Mason was also an agent for Stewart Title, and as a real estate attorney handled loans from lenders that he was authorized to use to pay off lien holders, sellers, taxes fees and closing costs.
But during a five year period that ended last June, Mason is alleged to have run a scheme that involved “converting to his own personal and business purposes a portion of the loan proceeds he received from lenders which were intended to be used in real estate transactions to pay off prior liens on properties,” according to the charges.
Prosecutors say Mason used phony documents — including HUD forms, checks, title insurance and more — to try and hid his actions.
“By this scheme Mason defrauded at least 10 lenders, including several federally insured financial institutions, and Stewart Title of more than $6.2 million,” according to the indictment.
But Mason also had another scheme going, prosecutors say.
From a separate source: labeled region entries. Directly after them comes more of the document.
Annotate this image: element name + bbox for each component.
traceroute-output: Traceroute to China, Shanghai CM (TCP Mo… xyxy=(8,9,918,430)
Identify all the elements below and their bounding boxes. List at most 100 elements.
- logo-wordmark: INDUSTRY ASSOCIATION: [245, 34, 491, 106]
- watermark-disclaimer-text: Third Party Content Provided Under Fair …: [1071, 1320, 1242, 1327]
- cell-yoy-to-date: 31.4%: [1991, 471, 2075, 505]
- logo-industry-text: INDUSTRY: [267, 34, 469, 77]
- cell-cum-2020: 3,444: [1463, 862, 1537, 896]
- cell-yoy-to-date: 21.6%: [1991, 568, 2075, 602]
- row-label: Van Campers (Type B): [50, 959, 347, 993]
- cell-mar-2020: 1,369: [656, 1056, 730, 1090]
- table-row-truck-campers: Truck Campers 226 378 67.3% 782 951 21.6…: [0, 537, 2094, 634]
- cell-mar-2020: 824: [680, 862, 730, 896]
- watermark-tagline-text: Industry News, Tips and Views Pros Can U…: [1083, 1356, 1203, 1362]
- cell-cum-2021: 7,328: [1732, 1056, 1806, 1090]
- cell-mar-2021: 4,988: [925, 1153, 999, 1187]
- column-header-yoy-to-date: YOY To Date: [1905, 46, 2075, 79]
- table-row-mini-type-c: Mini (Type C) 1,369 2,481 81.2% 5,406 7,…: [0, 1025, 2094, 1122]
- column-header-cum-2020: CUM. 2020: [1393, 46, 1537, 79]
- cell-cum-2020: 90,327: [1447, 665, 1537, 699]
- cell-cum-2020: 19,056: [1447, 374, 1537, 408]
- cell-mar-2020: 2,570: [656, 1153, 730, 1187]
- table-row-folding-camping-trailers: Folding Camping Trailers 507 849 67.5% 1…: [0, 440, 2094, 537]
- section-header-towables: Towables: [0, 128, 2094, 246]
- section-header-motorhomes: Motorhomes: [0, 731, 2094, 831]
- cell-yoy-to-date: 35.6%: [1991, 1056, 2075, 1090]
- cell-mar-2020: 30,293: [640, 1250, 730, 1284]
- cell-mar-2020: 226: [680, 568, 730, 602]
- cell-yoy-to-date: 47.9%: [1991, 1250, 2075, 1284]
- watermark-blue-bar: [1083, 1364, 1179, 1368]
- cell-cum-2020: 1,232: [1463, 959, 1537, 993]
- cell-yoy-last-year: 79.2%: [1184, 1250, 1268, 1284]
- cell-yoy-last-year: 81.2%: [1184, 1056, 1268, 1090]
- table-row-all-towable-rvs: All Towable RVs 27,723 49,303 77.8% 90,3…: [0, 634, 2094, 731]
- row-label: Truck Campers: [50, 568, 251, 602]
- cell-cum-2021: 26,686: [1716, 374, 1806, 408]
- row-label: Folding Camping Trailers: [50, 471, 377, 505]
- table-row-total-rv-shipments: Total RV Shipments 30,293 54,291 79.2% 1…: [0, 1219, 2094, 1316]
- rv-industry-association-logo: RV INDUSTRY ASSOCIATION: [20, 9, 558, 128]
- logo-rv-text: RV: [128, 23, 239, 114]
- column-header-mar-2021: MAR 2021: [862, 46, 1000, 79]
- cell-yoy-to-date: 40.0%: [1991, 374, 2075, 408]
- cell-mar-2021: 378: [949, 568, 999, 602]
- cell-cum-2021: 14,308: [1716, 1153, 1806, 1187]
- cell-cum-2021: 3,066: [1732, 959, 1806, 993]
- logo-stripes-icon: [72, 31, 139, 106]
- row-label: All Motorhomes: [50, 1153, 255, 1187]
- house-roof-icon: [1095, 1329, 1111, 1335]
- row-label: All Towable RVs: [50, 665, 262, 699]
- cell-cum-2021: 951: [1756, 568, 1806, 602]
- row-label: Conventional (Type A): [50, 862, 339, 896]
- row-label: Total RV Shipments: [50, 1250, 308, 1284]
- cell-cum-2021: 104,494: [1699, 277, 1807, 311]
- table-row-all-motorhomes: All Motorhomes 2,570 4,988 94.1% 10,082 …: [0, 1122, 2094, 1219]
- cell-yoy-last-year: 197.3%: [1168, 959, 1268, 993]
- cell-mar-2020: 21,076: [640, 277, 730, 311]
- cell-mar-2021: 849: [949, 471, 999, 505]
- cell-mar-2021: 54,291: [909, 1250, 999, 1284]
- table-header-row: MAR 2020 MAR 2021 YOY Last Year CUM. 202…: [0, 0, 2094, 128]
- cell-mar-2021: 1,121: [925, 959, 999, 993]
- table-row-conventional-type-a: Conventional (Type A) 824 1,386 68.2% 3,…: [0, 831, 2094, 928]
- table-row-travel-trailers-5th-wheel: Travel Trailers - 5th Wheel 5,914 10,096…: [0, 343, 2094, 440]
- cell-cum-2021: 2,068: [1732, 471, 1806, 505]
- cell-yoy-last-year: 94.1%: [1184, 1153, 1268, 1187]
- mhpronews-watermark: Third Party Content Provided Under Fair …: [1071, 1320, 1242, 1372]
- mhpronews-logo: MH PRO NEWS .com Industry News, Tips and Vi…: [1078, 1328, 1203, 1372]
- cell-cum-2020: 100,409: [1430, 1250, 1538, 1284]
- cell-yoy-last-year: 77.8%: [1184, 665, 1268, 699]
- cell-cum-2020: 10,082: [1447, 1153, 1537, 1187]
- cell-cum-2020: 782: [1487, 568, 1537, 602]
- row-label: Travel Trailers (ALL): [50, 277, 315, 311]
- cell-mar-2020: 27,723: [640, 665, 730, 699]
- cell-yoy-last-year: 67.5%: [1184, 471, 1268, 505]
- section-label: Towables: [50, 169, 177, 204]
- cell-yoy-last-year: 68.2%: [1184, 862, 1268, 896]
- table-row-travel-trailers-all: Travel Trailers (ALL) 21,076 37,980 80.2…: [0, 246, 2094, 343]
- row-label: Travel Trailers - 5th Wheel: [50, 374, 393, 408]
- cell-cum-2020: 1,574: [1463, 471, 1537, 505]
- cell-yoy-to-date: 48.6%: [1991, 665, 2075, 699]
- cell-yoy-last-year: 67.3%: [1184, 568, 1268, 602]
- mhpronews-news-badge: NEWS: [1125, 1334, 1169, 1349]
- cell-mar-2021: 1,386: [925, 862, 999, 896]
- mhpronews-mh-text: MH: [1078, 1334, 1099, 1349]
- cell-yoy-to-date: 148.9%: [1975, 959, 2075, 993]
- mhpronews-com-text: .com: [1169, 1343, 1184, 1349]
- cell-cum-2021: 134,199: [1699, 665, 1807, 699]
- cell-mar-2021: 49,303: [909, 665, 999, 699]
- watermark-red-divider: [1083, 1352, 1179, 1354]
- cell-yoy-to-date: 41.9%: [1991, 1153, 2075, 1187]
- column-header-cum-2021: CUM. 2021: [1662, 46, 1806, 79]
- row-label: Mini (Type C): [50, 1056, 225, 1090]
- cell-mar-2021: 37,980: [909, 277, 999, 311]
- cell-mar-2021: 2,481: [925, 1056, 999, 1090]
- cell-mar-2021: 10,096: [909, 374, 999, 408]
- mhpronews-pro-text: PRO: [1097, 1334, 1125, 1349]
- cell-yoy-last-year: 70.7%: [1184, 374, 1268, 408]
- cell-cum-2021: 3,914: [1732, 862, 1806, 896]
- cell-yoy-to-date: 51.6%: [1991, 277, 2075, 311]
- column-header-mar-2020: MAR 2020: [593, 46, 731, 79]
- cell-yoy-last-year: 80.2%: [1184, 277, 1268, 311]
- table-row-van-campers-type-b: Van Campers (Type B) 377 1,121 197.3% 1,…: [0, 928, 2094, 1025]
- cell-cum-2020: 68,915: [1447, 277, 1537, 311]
He avoided paying nearly $100,000 in income taxes by establishing multiple real estate trusts that did not identify himself as a trustee or the beneficiary.
“Mason used the real estate trusts to buy and sell real estate, generating substantial profits which (he) used for personal expenses such as home improvements, antique clock collections, mortgage payments, insurance premiums and investments in new properties,” the indictment says.
Mason allegedly tried to dodge the IRS by using the names of employee and relatives to form “sham trusts”. When the IRS learned of his interests in a trust he “formed a new trust and transferred assets to it,” prosecutors said.
Mason also bought real estate through the trusts. And he also knew he owed about $3.4 million in taxes for the years 1995 to 2003 but “instead of making those payments Mason spent his income, including the substantial profits he made from real estate transactions, for his personal benefit,” according to the charges.
If convicted Mason will have to forfeit property he purchased as part of the alleged scheme — even the antique clocks, according to the indictment.
In Georgia, lawyer Raymond Joseph Costanzo has pleaded guilty to federal charges for his role in a wide-ranging mortgage fraud scheme that involved 21 people. Seven had pleaded guilty, according to court documents filed by the U.S. Attorney’s office in Georgia.
According to prosecutors, Costanzo closed a number of fraudulent loans, concealing facts from the lenders he represented. He was paid $250,000 to obtain loans of more than $1.5 million in his own name, loans that prosecutors say he was not qualified to receive.
The overall scheme involved using straw borrowers, including illegal aliens and other “unqualified persons,” to purchase property at inflated prices, and bogus documents were used to dupe lenders and others.